0
votes

For example something like this to open the workbook in a new instance and then start the macro:

Shell(Excel.exe workbook.xlsm!macro1)

Or if the workbook was already open then:

Shell(xlObject macro1)

Most important thing is to use Shell so as to allow the code to continue whilst the macro runs separately. If not possible then perhaps I could Shell(file.bat) to a batch file that would do the same. What would the batch file look like?

Thank you.

1
Why would you just not use a Open event inside the workbook to be opened? What is the advantage of doing what you are doing?user6249873
Each 'Shell' or 'Open' creates a new Windows session ID. You should create only one session at a time and close it before creating another 'Shell' or 'Open'. Can a Excel session run inside of another Excel session? NO.user5952891

1 Answers

0
votes

You cannot execute VBA code inside a host application from the command line - that includes Shell. There are two alternatives, though (with Excel#1 being the current open file and Excel#2 being the one you want to run the code in):

  1. Put the code you want to run in the Excel #2 workbook's Workbook_Open event handler so it will execute every time you open that file - independet of how it was opened.
  2. Have Excel#1 create a new Excel.Application object in VBA and open Excel#2 in that application. You could now call the Run() method on the Excel#2's application object to execute code from Excel#2, but this will be done synchronous to the Excel#1's code. You can use the Excel#2 application's OnTime() method though for delayed macro execution, in which case Excel#2's application will call the code when the delay has passed and the code runs asynchronous in Excel#2's application.
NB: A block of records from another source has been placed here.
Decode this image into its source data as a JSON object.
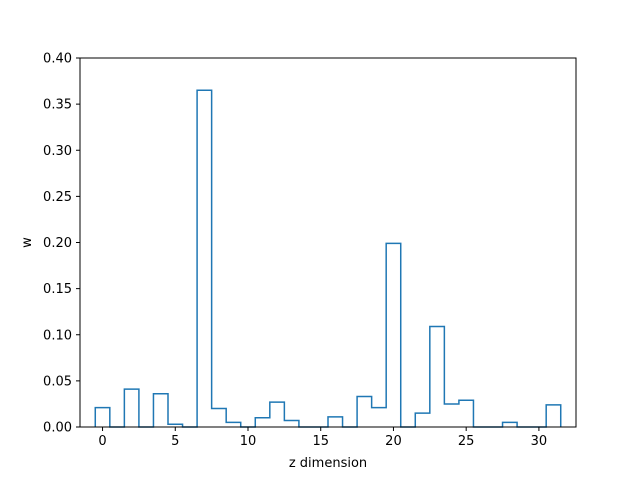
{
  "chart_data": {
    "type": "step",
    "xlabel": "z dimension",
    "ylabel": "w",
    "xlim": [
      -1.55,
      32.55
    ],
    "ylim": [
      0.0,
      0.4
    ],
    "xticks": [
      0,
      5,
      10,
      15,
      20,
      25,
      30
    ],
    "yticks": [
      "0.00",
      "0.05",
      "0.10",
      "0.15",
      "0.20",
      "0.25",
      "0.30",
      "0.35",
      "0.40"
    ],
    "grid": false,
    "color": "#1f77b4",
    "series": [
      {
        "x": [
          0,
          1,
          2,
          3,
          4,
          5,
          6,
          7,
          8,
          9,
          10,
          11,
          12,
          13,
          14,
          15,
          16,
          17,
          18,
          19,
          20,
          21,
          22,
          23,
          24,
          25,
          26,
          27,
          28,
          29,
          30,
          31
        ],
        "values": [
          0.021,
          0.0,
          0.041,
          0.0,
          0.036,
          0.003,
          0.0,
          0.365,
          0.02,
          0.005,
          0.0,
          0.01,
          0.027,
          0.007,
          0.0,
          0.0,
          0.011,
          0.0,
          0.033,
          0.021,
          0.199,
          0.0,
          0.015,
          0.109,
          0.025,
          0.029,
          0.0,
          0.0,
          0.005,
          0.0,
          0.0,
          0.024
        ]
      }
    ]
  }
}
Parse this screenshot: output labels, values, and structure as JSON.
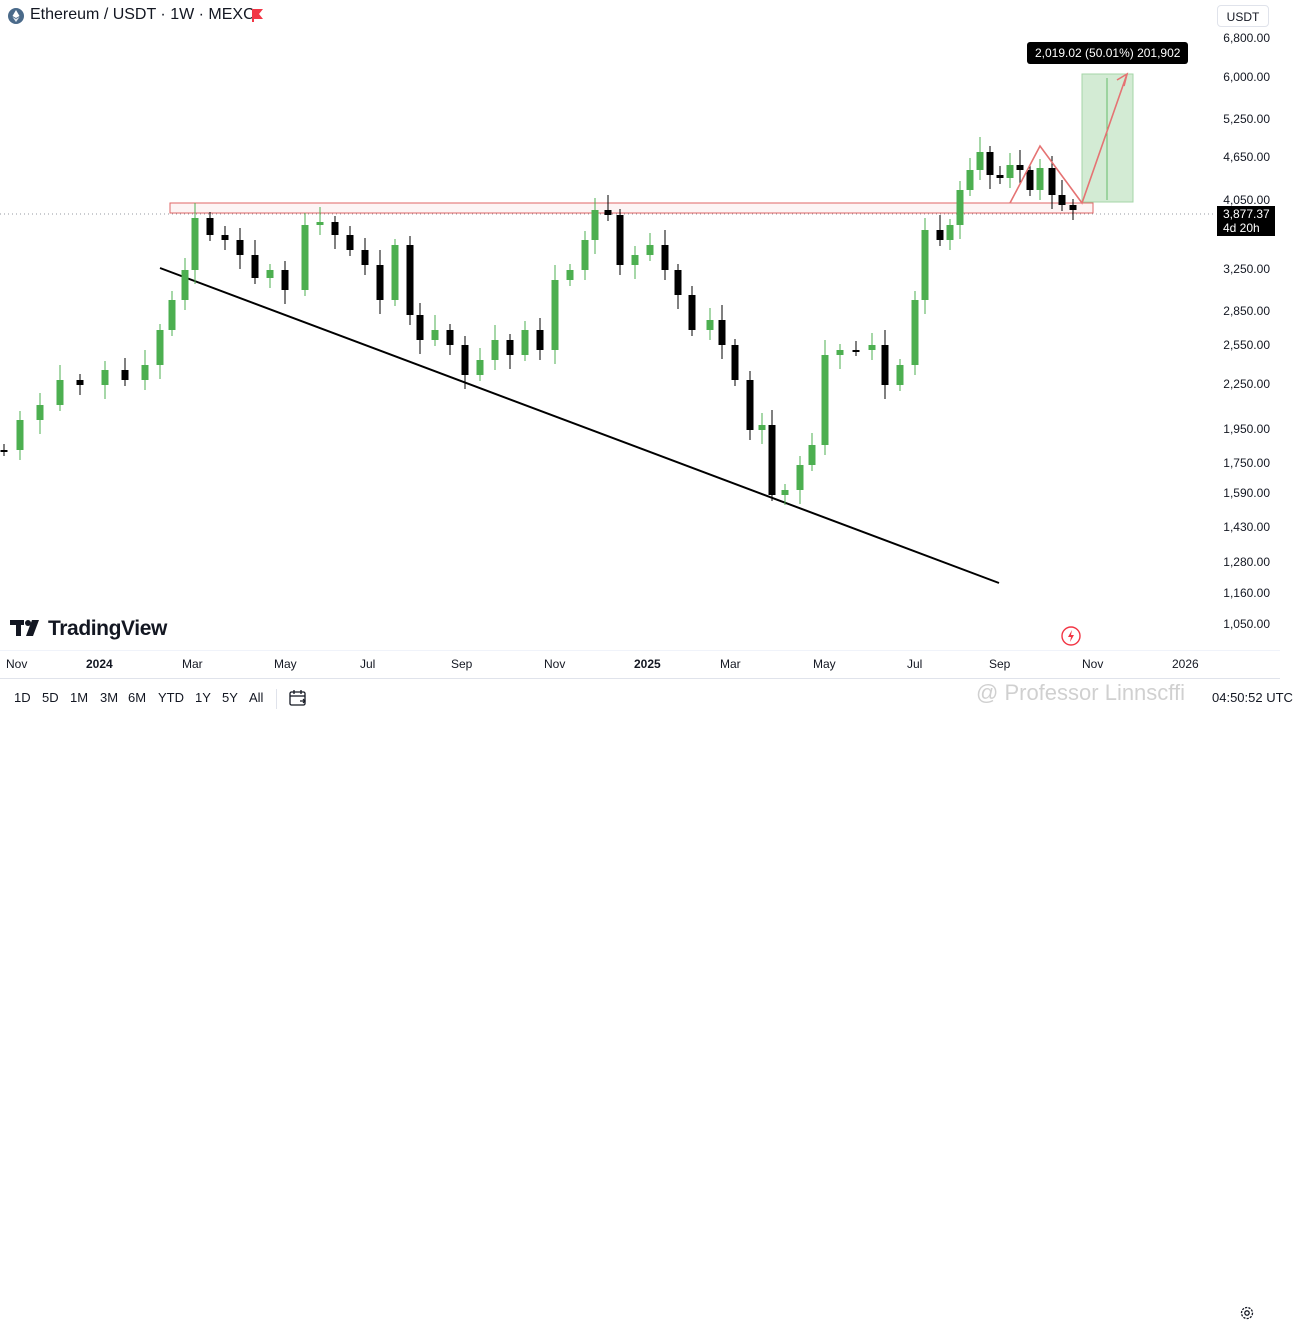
{
  "header": {
    "title": "Ethereum / USDT · 1W · MEXC",
    "currency": "USDT"
  },
  "price_axis": {
    "ticks": [
      "6,800.00",
      "6,000.00",
      "5,250.00",
      "4,650.00",
      "4,050.00",
      "3,250.00",
      "2,850.00",
      "2,550.00",
      "2,250.00",
      "1,950.00",
      "1,750.00",
      "1,590.00",
      "1,430.00",
      "1,280.00",
      "1,160.00",
      "1,050.00"
    ],
    "current_price": "3,877.37",
    "countdown": "4d 20h"
  },
  "measure": {
    "label": "2,019.02 (50.01%) 201,902"
  },
  "time_axis": {
    "labels": [
      {
        "text": "Nov",
        "bold": false
      },
      {
        "text": "2024",
        "bold": true
      },
      {
        "text": "Mar",
        "bold": false
      },
      {
        "text": "May",
        "bold": false
      },
      {
        "text": "Jul",
        "bold": false
      },
      {
        "text": "Sep",
        "bold": false
      },
      {
        "text": "Nov",
        "bold": false
      },
      {
        "text": "2025",
        "bold": true
      },
      {
        "text": "Mar",
        "bold": false
      },
      {
        "text": "May",
        "bold": false
      },
      {
        "text": "Jul",
        "bold": false
      },
      {
        "text": "Sep",
        "bold": false
      },
      {
        "text": "Nov",
        "bold": false
      },
      {
        "text": "2026",
        "bold": false
      }
    ]
  },
  "branding": {
    "logo_text": "TradingView"
  },
  "toolbar": {
    "ranges": [
      "1D",
      "5D",
      "1M",
      "3M",
      "6M",
      "YTD",
      "1Y",
      "5Y",
      "All"
    ],
    "clock": "04:50:52 UTC"
  },
  "watermark": "@ Professor Linnscffi",
  "colors": {
    "up": "#4caf50",
    "down": "#000000",
    "zone_border": "#e06666",
    "target_fill": "#c8e6c9",
    "trendline": "#000000"
  }
}
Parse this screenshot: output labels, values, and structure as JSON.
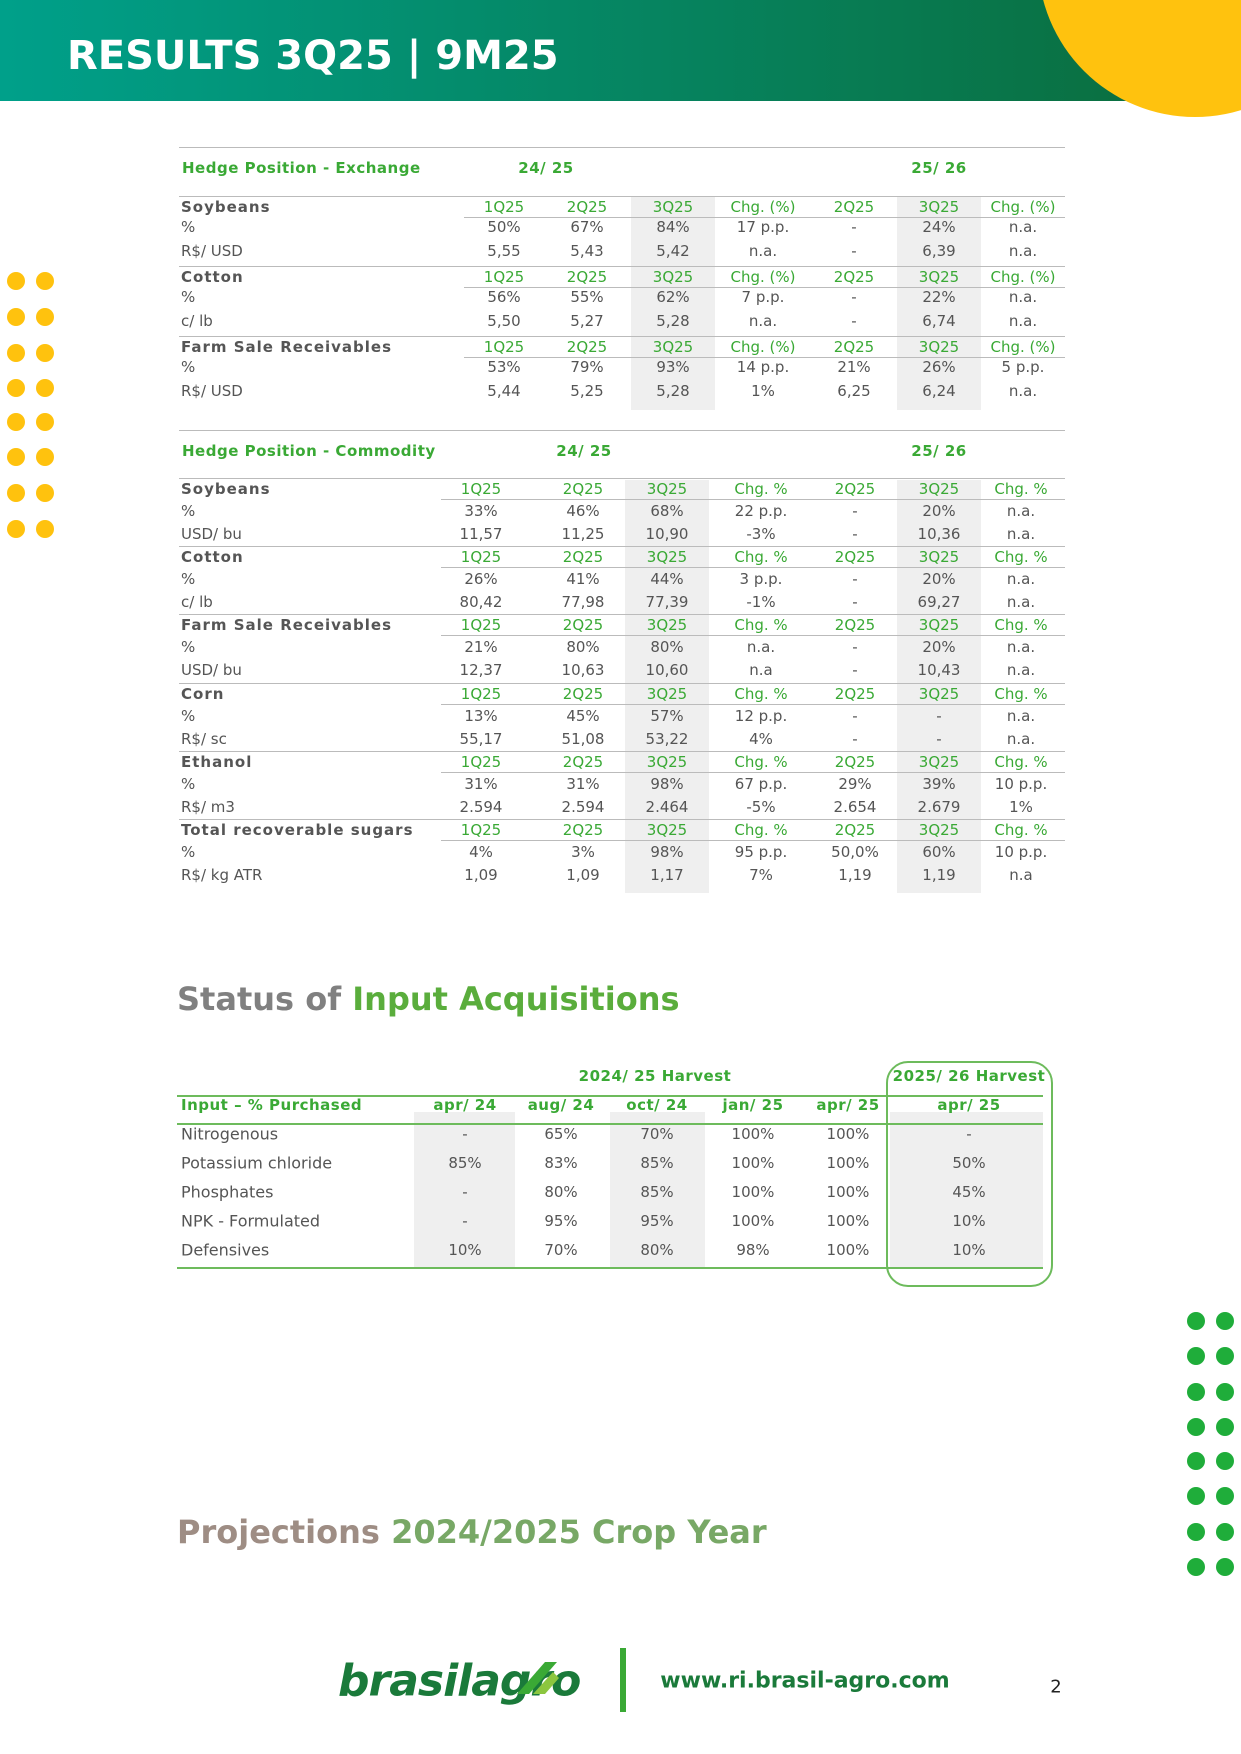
{
  "header": {
    "title": "RESULTS 3Q25 | 9M25"
  },
  "hedge_exchange": {
    "title": "Hedge Position - Exchange",
    "periods": [
      "24/ 25",
      "25/ 26"
    ],
    "groups": [
      {
        "columns": [
          "Soybeans",
          "1Q25",
          "2Q25",
          "3Q25",
          "Chg. (%)",
          "2Q25",
          "3Q25",
          "Chg. (%)"
        ],
        "rows": [
          [
            "%",
            "50%",
            "67%",
            "84%",
            "17 p.p.",
            "-",
            "24%",
            "n.a."
          ],
          [
            "R$/ USD",
            "5,55",
            "5,43",
            "5,42",
            "n.a.",
            "-",
            "6,39",
            "n.a."
          ]
        ]
      },
      {
        "columns": [
          "Cotton",
          "1Q25",
          "2Q25",
          "3Q25",
          "Chg. (%)",
          "2Q25",
          "3Q25",
          "Chg. (%)"
        ],
        "rows": [
          [
            "%",
            "56%",
            "55%",
            "62%",
            "7 p.p.",
            "-",
            "22%",
            "n.a."
          ],
          [
            "c/ lb",
            "5,50",
            "5,27",
            "5,28",
            "n.a.",
            "-",
            "6,74",
            "n.a."
          ]
        ]
      },
      {
        "columns": [
          "Farm Sale Receivables",
          "1Q25",
          "2Q25",
          "3Q25",
          "Chg. (%)",
          "2Q25",
          "3Q25",
          "Chg. (%)"
        ],
        "rows": [
          [
            "%",
            "53%",
            "79%",
            "93%",
            "14 p.p.",
            "21%",
            "26%",
            "5 p.p."
          ],
          [
            "R$/ USD",
            "5,44",
            "5,25",
            "5,28",
            "1%",
            "6,25",
            "6,24",
            "n.a."
          ]
        ]
      }
    ]
  },
  "hedge_commodity": {
    "title": "Hedge Position - Commodity",
    "periods": [
      "24/ 25",
      "25/ 26"
    ],
    "groups": [
      {
        "columns": [
          "Soybeans",
          "1Q25",
          "2Q25",
          "3Q25",
          "Chg. %",
          "2Q25",
          "3Q25",
          "Chg. %"
        ],
        "rows": [
          [
            "%",
            "33%",
            "46%",
            "68%",
            "22 p.p.",
            "-",
            "20%",
            "n.a."
          ],
          [
            "USD/ bu",
            "11,57",
            "11,25",
            "10,90",
            "-3%",
            "-",
            "10,36",
            "n.a."
          ]
        ]
      },
      {
        "columns": [
          "Cotton",
          "1Q25",
          "2Q25",
          "3Q25",
          "Chg. %",
          "2Q25",
          "3Q25",
          "Chg. %"
        ],
        "rows": [
          [
            "%",
            "26%",
            "41%",
            "44%",
            "3 p.p.",
            "-",
            "20%",
            "n.a."
          ],
          [
            "c/ lb",
            "80,42",
            "77,98",
            "77,39",
            "-1%",
            "-",
            "69,27",
            "n.a."
          ]
        ]
      },
      {
        "columns": [
          "Farm Sale Receivables",
          "1Q25",
          "2Q25",
          "3Q25",
          "Chg. %",
          "2Q25",
          "3Q25",
          "Chg. %"
        ],
        "rows": [
          [
            "%",
            "21%",
            "80%",
            "80%",
            "n.a.",
            "-",
            "20%",
            "n.a."
          ],
          [
            "USD/ bu",
            "12,37",
            "10,63",
            "10,60",
            "n.a",
            "-",
            "10,43",
            "n.a."
          ]
        ]
      },
      {
        "columns": [
          "Corn",
          "1Q25",
          "2Q25",
          "3Q25",
          "Chg. %",
          "2Q25",
          "3Q25",
          "Chg. %"
        ],
        "rows": [
          [
            "%",
            "13%",
            "45%",
            "57%",
            "12 p.p.",
            "-",
            "-",
            "n.a."
          ],
          [
            "R$/ sc",
            "55,17",
            "51,08",
            "53,22",
            "4%",
            "-",
            "-",
            "n.a."
          ]
        ]
      },
      {
        "columns": [
          "Ethanol",
          "1Q25",
          "2Q25",
          "3Q25",
          "Chg. %",
          "2Q25",
          "3Q25",
          "Chg. %"
        ],
        "rows": [
          [
            "%",
            "31%",
            "31%",
            "98%",
            "67 p.p.",
            "29%",
            "39%",
            "10 p.p."
          ],
          [
            "R$/ m3",
            "2.594",
            "2.594",
            "2.464",
            "-5%",
            "2.654",
            "2.679",
            "1%"
          ]
        ]
      },
      {
        "columns": [
          "Total recoverable sugars",
          "1Q25",
          "2Q25",
          "3Q25",
          "Chg. %",
          "2Q25",
          "3Q25",
          "Chg. %"
        ],
        "rows": [
          [
            "%",
            "4%",
            "3%",
            "98%",
            "95 p.p.",
            "50,0%",
            "60%",
            "10 p.p."
          ],
          [
            "R$/ kg ATR",
            "1,09",
            "1,09",
            "1,17",
            "7%",
            "1,19",
            "1,19",
            "n.a"
          ]
        ]
      }
    ]
  },
  "inputs": {
    "title_lead": "Status of ",
    "title_highlight": "Input Acquisitions",
    "harvests": [
      "2024/ 25 Harvest",
      "2025/ 26 Harvest"
    ],
    "columns": [
      "Input – % Purchased",
      "apr/ 24",
      "aug/ 24",
      "oct/ 24",
      "jan/ 25",
      "apr/ 25",
      "apr/ 25"
    ],
    "rows": [
      [
        "Nitrogenous",
        "-",
        "65%",
        "70%",
        "100%",
        "100%",
        "-"
      ],
      [
        "Potassium chloride",
        "85%",
        "83%",
        "85%",
        "100%",
        "100%",
        "50%"
      ],
      [
        "Phosphates",
        "-",
        "80%",
        "85%",
        "100%",
        "100%",
        "45%"
      ],
      [
        "NPK - Formulated",
        "-",
        "95%",
        "95%",
        "100%",
        "100%",
        "10%"
      ],
      [
        "Defensives",
        "10%",
        "70%",
        "80%",
        "98%",
        "100%",
        "10%"
      ]
    ]
  },
  "projections": {
    "title_lead": "Projections ",
    "title_highlight": "2024/2025 Crop Year"
  },
  "footer": {
    "logo": "brasilagro",
    "url": "www.ri.brasil-agro.com",
    "page": "2"
  }
}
Sample code for Option 2 could look like this:

Public Function RemoteRun(ByVal strFile As String) As Application
    Dim app As Application
    Dim wb As Workbook

    Set app = New Application
    Set wb = app.Workbooks.Open(strFile)
    app.OnTime Now + 1 / 24 / 60 / 60, "RemoteMacro"

    Set RemoteRun = app
End Function

Make sure to store the return value (the Excel#2's application object) somehwere so it won't automatically close (it still has to run RemoteMacro asynchronously). Setting its Visible property to True will work as well if you don't want Excel#1's code to manage the lifetime of Excel#2's application object.